I would say there is definitely significance in this great work from Tolstoy. Do not be put off by the way that it is regarded by contemporary culture today. The fact that it is still read and still set as a kind of literary milestone (in the same way that reading Ulysses by James Joyce is) indicates its importance and value. Tolstoy is an amazing writer and this book is certainly no exception.
One point of significance to War and Peace is Tolstoy's brilliant study of human nature as found in Russia in the 1800s, which is, by extension, a study of elements of universal human nature. Of course, one of the marks of great literature is that it reveals differences between cultures and individuals existing between eras that overlay the universal similarities equally revealed.

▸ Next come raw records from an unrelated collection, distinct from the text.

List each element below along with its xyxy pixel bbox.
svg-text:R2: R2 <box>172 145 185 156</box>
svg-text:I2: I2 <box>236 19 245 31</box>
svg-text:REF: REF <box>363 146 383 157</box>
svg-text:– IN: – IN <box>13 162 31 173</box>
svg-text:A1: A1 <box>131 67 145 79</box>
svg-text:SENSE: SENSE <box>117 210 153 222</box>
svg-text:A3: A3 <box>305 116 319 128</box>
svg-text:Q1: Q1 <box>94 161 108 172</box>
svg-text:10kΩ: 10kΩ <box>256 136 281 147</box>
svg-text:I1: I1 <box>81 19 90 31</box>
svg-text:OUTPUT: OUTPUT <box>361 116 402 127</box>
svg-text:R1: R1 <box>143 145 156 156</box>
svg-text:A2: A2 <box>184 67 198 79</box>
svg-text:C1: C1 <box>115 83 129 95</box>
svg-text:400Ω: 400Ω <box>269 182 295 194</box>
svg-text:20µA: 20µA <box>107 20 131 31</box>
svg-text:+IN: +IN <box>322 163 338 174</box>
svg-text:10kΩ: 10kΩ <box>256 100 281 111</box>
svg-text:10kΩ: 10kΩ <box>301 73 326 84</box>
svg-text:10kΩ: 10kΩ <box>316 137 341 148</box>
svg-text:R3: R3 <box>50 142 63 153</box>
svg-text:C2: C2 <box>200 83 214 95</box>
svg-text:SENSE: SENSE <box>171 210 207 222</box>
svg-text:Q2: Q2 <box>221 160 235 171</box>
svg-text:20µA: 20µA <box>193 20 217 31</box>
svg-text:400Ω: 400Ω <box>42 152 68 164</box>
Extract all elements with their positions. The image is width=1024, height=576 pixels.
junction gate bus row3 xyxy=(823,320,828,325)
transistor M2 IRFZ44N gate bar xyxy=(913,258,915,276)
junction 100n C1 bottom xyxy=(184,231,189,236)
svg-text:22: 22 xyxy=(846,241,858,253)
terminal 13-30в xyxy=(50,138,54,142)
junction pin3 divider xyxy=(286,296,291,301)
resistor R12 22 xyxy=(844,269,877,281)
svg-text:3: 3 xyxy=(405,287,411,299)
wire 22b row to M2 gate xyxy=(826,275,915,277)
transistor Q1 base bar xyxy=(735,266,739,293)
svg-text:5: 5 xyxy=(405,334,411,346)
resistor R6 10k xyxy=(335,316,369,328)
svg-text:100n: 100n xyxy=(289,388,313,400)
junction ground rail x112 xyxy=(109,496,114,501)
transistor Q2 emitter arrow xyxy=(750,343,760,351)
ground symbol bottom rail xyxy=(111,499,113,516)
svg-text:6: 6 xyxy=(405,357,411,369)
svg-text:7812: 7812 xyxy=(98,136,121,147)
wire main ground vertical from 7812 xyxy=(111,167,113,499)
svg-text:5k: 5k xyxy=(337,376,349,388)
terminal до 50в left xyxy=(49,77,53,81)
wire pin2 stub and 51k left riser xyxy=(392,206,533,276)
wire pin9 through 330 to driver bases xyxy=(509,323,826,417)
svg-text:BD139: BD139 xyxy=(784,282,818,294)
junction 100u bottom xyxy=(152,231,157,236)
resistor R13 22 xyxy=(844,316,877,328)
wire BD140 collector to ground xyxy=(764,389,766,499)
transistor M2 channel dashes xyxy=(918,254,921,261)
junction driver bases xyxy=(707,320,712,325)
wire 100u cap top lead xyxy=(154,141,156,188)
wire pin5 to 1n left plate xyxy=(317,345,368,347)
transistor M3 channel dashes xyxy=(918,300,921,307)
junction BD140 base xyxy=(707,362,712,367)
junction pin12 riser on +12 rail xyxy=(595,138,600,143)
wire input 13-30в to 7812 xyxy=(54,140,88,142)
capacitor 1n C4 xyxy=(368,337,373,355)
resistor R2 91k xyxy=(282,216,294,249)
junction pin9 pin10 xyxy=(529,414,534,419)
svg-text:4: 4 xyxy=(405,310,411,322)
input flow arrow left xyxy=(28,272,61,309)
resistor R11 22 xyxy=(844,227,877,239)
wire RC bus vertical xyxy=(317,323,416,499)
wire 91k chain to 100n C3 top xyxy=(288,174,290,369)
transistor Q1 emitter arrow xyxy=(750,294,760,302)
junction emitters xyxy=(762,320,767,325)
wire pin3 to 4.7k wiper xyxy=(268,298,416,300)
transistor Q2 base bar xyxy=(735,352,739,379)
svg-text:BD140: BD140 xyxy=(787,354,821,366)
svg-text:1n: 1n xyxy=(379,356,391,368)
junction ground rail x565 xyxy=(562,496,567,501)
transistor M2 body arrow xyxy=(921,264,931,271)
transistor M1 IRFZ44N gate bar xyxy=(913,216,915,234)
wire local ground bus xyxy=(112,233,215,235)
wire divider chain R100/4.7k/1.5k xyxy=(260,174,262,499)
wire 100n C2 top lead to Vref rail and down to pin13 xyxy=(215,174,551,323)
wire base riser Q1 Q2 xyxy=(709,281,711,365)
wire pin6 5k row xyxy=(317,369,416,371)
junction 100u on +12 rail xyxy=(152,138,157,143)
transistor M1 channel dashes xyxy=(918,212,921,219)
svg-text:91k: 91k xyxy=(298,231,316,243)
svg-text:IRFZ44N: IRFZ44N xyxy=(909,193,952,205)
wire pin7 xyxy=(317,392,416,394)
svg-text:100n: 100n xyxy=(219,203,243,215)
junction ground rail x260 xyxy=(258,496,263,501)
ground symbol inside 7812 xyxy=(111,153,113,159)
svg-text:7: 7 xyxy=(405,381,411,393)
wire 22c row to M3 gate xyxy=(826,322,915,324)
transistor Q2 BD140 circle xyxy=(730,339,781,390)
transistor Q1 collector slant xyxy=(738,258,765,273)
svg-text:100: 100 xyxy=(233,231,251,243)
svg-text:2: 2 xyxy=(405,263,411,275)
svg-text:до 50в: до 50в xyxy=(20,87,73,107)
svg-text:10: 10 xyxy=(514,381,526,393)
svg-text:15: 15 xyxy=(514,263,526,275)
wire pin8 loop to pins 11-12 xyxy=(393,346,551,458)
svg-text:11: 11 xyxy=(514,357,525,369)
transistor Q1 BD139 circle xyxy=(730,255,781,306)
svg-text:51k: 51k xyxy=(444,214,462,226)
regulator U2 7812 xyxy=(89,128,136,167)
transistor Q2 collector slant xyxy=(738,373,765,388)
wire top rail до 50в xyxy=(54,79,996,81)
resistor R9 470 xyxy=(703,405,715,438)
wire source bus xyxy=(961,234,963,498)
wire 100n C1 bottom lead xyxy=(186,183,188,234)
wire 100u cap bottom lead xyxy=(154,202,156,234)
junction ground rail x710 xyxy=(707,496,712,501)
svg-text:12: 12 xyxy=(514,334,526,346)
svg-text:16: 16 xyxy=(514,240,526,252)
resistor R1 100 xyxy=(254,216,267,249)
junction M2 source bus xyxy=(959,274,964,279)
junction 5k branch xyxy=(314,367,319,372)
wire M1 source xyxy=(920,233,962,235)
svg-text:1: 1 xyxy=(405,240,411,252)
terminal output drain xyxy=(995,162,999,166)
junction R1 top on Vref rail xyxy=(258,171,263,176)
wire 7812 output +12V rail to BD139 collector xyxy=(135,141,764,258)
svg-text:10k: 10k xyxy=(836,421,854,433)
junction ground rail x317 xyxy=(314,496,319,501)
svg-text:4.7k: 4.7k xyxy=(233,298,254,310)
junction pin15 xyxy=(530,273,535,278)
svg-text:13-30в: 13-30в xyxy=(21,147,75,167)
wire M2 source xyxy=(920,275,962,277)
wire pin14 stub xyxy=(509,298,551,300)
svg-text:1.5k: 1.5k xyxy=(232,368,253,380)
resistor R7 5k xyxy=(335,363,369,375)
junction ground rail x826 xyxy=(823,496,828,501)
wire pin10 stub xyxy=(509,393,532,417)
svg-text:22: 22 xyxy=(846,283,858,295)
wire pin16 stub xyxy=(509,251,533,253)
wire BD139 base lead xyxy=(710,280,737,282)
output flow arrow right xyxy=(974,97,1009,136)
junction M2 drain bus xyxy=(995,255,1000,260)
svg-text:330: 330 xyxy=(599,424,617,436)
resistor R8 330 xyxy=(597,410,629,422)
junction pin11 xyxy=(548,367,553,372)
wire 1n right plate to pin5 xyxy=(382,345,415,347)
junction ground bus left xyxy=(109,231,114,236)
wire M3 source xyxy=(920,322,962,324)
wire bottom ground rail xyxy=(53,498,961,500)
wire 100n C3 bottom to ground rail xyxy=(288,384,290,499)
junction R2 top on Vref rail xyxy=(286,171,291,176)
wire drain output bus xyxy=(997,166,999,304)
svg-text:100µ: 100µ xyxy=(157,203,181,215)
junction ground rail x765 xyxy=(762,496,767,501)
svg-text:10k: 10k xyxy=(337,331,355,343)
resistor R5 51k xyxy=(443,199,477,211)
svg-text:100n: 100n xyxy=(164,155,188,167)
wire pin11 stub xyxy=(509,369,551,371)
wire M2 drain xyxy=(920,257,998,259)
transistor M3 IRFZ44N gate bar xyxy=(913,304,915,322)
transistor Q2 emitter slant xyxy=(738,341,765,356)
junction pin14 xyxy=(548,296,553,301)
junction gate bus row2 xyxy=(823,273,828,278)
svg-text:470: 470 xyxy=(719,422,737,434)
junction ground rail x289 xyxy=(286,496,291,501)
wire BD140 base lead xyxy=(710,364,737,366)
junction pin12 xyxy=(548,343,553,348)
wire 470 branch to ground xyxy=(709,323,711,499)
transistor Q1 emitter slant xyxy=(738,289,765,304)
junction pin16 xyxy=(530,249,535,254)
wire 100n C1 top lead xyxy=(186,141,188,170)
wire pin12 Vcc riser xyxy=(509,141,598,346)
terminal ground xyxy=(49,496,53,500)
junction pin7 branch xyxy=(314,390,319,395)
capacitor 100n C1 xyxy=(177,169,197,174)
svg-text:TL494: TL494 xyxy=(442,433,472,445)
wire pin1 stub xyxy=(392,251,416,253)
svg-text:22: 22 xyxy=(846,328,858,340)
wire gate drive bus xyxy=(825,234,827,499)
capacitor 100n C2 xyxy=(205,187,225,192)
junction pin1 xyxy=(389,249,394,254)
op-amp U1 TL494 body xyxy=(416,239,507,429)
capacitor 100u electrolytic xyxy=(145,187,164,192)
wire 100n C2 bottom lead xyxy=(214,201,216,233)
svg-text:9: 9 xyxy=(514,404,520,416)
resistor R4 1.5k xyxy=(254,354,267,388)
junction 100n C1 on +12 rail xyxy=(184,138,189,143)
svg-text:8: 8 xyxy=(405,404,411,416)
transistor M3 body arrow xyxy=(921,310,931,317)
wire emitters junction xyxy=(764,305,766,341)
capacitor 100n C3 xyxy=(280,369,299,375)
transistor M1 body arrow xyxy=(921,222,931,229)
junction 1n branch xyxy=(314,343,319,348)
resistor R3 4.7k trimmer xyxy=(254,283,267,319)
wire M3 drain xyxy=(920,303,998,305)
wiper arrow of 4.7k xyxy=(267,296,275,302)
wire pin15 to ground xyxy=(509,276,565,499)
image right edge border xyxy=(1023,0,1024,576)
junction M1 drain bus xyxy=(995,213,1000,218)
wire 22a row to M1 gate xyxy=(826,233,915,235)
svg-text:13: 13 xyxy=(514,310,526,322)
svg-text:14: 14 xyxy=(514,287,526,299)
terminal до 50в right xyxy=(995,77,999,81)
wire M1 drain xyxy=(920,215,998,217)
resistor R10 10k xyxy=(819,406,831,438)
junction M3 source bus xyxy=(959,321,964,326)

I'd like to offer a suggestion here that is similar to suggestions I've offered to similar questions about the relevance of literary works: The major relevance of a literary work depends on how well that work is written. Apparently Tolstoy's novel was so well written that for generations people around the world (but especially in Russia, sinces the Russians could appreciate the true power of its language) considered it very much worth reading. If it was artistically compelling then, there is a presumption that it can still be artistically compelling, although only time will tell.
Certainly the opening sentence of the novel is compelling and creates all kinds of curiosity about the speaker and situation and all sorts of suspense about the events described:
"Well, Prince, so Genoa and Lucca are now just family estates of the Buonapartes. But I warn you, if you don't tell me that this means war, if you still try to defend the infamies and horrors perpetrated by that Antichrist- I really believe he is Antichrist- I will have nothing more to do with you and you are no longer my friend, no longer my 'faithful slave,' as you call yourself! But how do you do? I see I have frightened you- sit down and tell me all the news."